In order to do so, time
needs to be converted to numeric:
library(data.table)
library(hms)
file = data.table(ID = c(1:19), time = lapply(c("6:01:00", "6:03:00","6:05:00", "6:08:00 ","6:10:00 ", "6:12:00 ", "6:15:00 ", "6:17:00 ", "6:19:00 ", "6:22:00 ", "6:24:00 ", "6:26:00 ", "6:29:00 "),as.hms),
Turn = c("A", "A", "B", "B", "C", "C", "A", "A", "A", "B",
"B", "C", "C"),
Value = c("16.00", "18.00", "17.00", "19.00", "21.00",
"26.00", "25.60", "27.34", "29.09", "30.83",
"32.57", "34.31", "36.06"))
# numeric join field
file[,itime:=as.numeric(time)]
Data_A <- file[Turn %in% c("A"), ]
Data_B <- file[Turn %in% c("B"), ]
Data_C <- file[Turn %in% c("C"), ]
Data_C[Data_A,.(ID = i.ID,
time = i.time,
Value = i.Value,
Turn = i.Turn,
time_C = x.time,
Value_C = x.Value,
Turn_C = x.Turn),on=.(itime),roll='nearest']

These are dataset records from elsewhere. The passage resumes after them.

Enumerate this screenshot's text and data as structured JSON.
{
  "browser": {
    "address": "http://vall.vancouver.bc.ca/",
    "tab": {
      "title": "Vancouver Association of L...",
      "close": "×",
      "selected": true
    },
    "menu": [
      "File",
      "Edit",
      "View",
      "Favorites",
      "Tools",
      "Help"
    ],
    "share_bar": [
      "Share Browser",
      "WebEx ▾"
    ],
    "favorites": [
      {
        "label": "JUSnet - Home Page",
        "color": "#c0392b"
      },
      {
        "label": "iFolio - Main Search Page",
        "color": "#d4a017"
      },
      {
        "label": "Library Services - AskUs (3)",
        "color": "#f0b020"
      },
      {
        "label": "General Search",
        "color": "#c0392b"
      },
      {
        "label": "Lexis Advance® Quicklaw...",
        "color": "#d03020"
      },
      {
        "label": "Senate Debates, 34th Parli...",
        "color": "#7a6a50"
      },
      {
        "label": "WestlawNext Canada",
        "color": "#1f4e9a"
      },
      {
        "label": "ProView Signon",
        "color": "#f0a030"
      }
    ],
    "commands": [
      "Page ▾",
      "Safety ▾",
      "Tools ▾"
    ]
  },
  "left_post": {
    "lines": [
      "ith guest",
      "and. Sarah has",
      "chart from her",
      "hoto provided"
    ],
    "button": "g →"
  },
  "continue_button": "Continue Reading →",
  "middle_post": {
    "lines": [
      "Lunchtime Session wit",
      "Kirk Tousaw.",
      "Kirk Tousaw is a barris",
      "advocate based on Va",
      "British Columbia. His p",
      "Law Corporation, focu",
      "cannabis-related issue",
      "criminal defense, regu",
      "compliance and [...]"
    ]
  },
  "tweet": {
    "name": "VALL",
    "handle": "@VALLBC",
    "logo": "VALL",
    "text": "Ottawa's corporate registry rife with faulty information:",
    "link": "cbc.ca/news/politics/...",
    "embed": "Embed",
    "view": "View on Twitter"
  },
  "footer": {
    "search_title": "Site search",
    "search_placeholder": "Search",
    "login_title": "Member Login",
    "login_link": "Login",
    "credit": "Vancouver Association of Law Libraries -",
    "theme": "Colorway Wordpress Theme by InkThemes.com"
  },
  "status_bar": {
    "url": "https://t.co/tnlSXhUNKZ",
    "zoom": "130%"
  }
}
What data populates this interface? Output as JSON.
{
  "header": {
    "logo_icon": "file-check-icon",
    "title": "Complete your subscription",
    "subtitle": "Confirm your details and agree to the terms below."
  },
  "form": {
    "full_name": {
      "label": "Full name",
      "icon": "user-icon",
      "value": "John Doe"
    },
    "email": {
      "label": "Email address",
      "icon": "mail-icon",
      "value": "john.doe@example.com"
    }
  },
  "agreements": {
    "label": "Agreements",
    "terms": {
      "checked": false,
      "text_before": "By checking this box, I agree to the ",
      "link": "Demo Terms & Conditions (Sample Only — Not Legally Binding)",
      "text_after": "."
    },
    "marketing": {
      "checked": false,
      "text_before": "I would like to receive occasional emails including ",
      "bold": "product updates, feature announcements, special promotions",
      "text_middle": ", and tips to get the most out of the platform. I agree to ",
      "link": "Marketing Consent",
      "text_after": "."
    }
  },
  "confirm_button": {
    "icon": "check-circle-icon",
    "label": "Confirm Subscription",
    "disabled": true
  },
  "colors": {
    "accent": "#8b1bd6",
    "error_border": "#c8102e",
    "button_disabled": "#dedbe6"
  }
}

#> ID time Value Turn time_C Value_C Turn_C
#> <int> <list> <char> <char> <list> <char> <char>
#> 1: 1 06:01:00 16.00 A 06:10:00 21.00 C
#> 2: 2 06:03:00 18.00 A 06:10:00 21.00 C
#> 3: 7 06:15:00 25.60 A 06:12:00 26.00 C
#> 4: 8 06:17:00 27.34 A 06:12:00 26.00 C
#> 5: 9 06:19:00 29.09 A 06:12:00 26.00 C
#> 6: 14 06:01:00 16.00 A 06:10:00 21.00 C
#> 7: 15 06:03:00 18.00 A 06:10:00 21.00 C
CodePudding user response:
I would try something in that logic:
First, arrange both dataset by descending order of time, using the arrange() function from the tidyverse packages.
Now that the two datas are arranged the same way,
Join them together according to dataset C using the left_join() function (also from tidyverse).
library(tidyverse)
A = arrange(Data_A, Time)
C = arrange(Data_C, Time)
left_join(A,C)
I tend to confuse left, right or inner join. Please make sure you get your desired result and change to either inner or right (there's also full/anti join, you'll figure out what each does if you play with it. It's basically a venn diagram of datasets).
To use the tidyverse packages use install.packages("tidyverse") if you don't have them installed.